この問題では、二分木が与えられ、各レベルに存在するすべてのノードを値の順序(ソート済み)で出力することが求められます。

まず、具体例を見ながら概念を理解していきましょう。

入力 −

C++で二分木の各レベルのノードをソートして出力する方法

出力 −

20
6 15
2 17 32 78

解決のアプローチ

この問題を解くには、木の各レベルごとにノードの値をソートした状態で出力する必要があります。そのために、以下のデータ構造を利用します。

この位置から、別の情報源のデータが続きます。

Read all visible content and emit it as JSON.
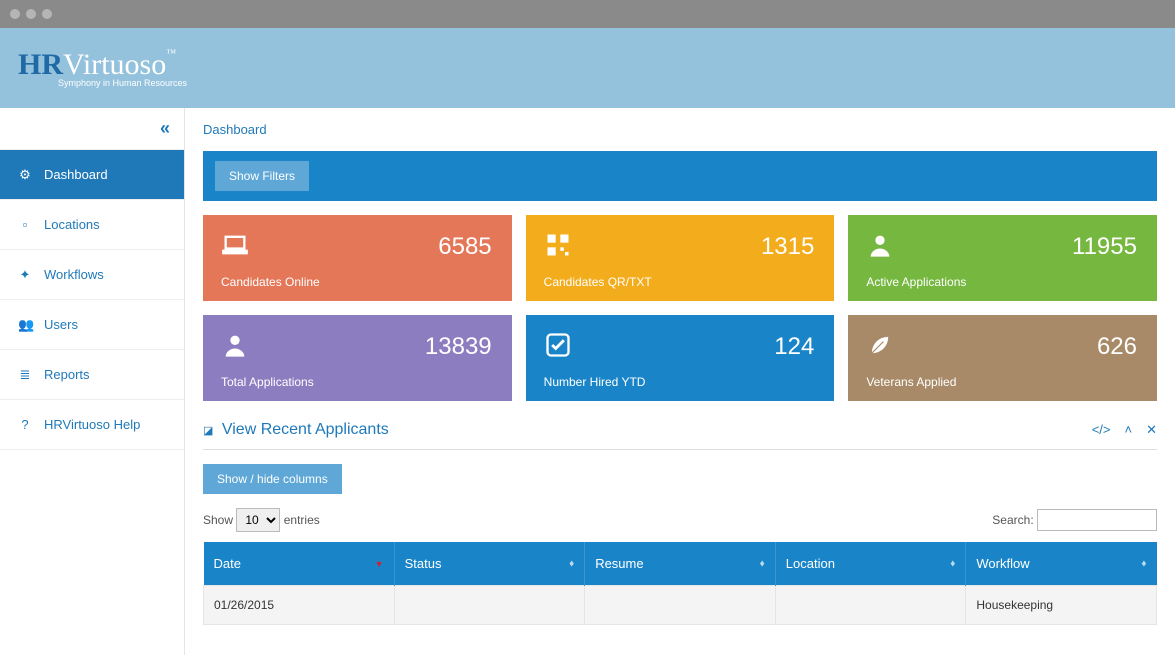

  • queue(キュー):幅優先探索(BFS)のようにノードをたどるために使用
  • priority_queue × 2つ:1つは「現在のレベル」の値を昇順で保持し、もう1つは「次のレベル」の値を一時的に保持するために使用(greater<int> を指定することで最小ヒープとして動作)
  • NULLセパレータ:キュー内でレベルとレベルの境界を区切るマーカーとして使用

処理の流れ

  1. ルートノードとNULLセパレータをキューに追加し、ルートの値を current_level に格納します。
  2. キューからノードを取り出しながら、current_level の先頭(最小値)から順に出力します。
  3. 子ノードが存在する場合は、キューに子を追加すると同時に、その値を next_level に格納します。
  4. NULLセパレータに到達したら改行を出力し、current_level と next_level を swap() で入れ替えて次のレベルへ移行します。
  5. キューが空になるまでこの処理を繰り返します。

実装例

上記のロジックを示すC++プログラムは以下の通りです。

#include <iostream>
#include <queue>
#include <vector>
using namespace std;
struct Node {
    int data;
    struct Node *left, *right;
};
void printLevelElements(Node* root){
    if (root == NULL)
        return;
    queue<Node*> q;
    priority_queue<int, vector<int>, greater<int> > current_level;
    priority_queue<int, vector<int>, greater<int> > next_level;
    q.push(root);
    q.push(NULL);
    current_level.push(root->data);
    while (q.empty() == false) {
        int data = current_level.top();
        Node* node = q.front();
        if (node == NULL) {
            q.pop();
            if (q.empty())
                break;
            q.push(NULL);
            cout << "\n";
            current_level.swap(next_level);
            continue;
        }
        cout << data << " ";
        q.pop();
        current_level.pop();
        if (node->left != NULL) {
            q.push(node->left);
            next_level.push(node->left->data);
        }
        if (node->right != NULL) {
            q.push(node->right);
            next_level.push(node->right->data);
        }
    }
}
Node* insertNode(int data){
    Node* temp = new Node;
    temp->data = data;
    temp->left = temp->right = NULL;
    return temp;
}
int main(){
    Node* root = insertNode(12);
    root->left = insertNode(98);
    root->right = insertNode(34);
    root->left->left = insertNode(76);
    root->left->right = insertNode(5);
    root->right->left = insertNode(12);
    root->right->right = insertNode(45);
    cout << "Elements at each Level of binary tree are \n";
    printLevelElements(root);
    return 0;
}

実行結果

Elements at each Level of binary tree are
12
34 98
5 12 45 76

計算量について

すべてのノードを一度ずつ処理するため、基本の計算量は O(n) ですが、各ノードの値を優先度付きキューに挿入・取り出す際のヒープ操作が O(log n) かかるため、全体の時間計算量は O(n log n) となります。空間計算量については、キューと優先度付きキューに最大で O(n) 分の要素が保持される可能性があります。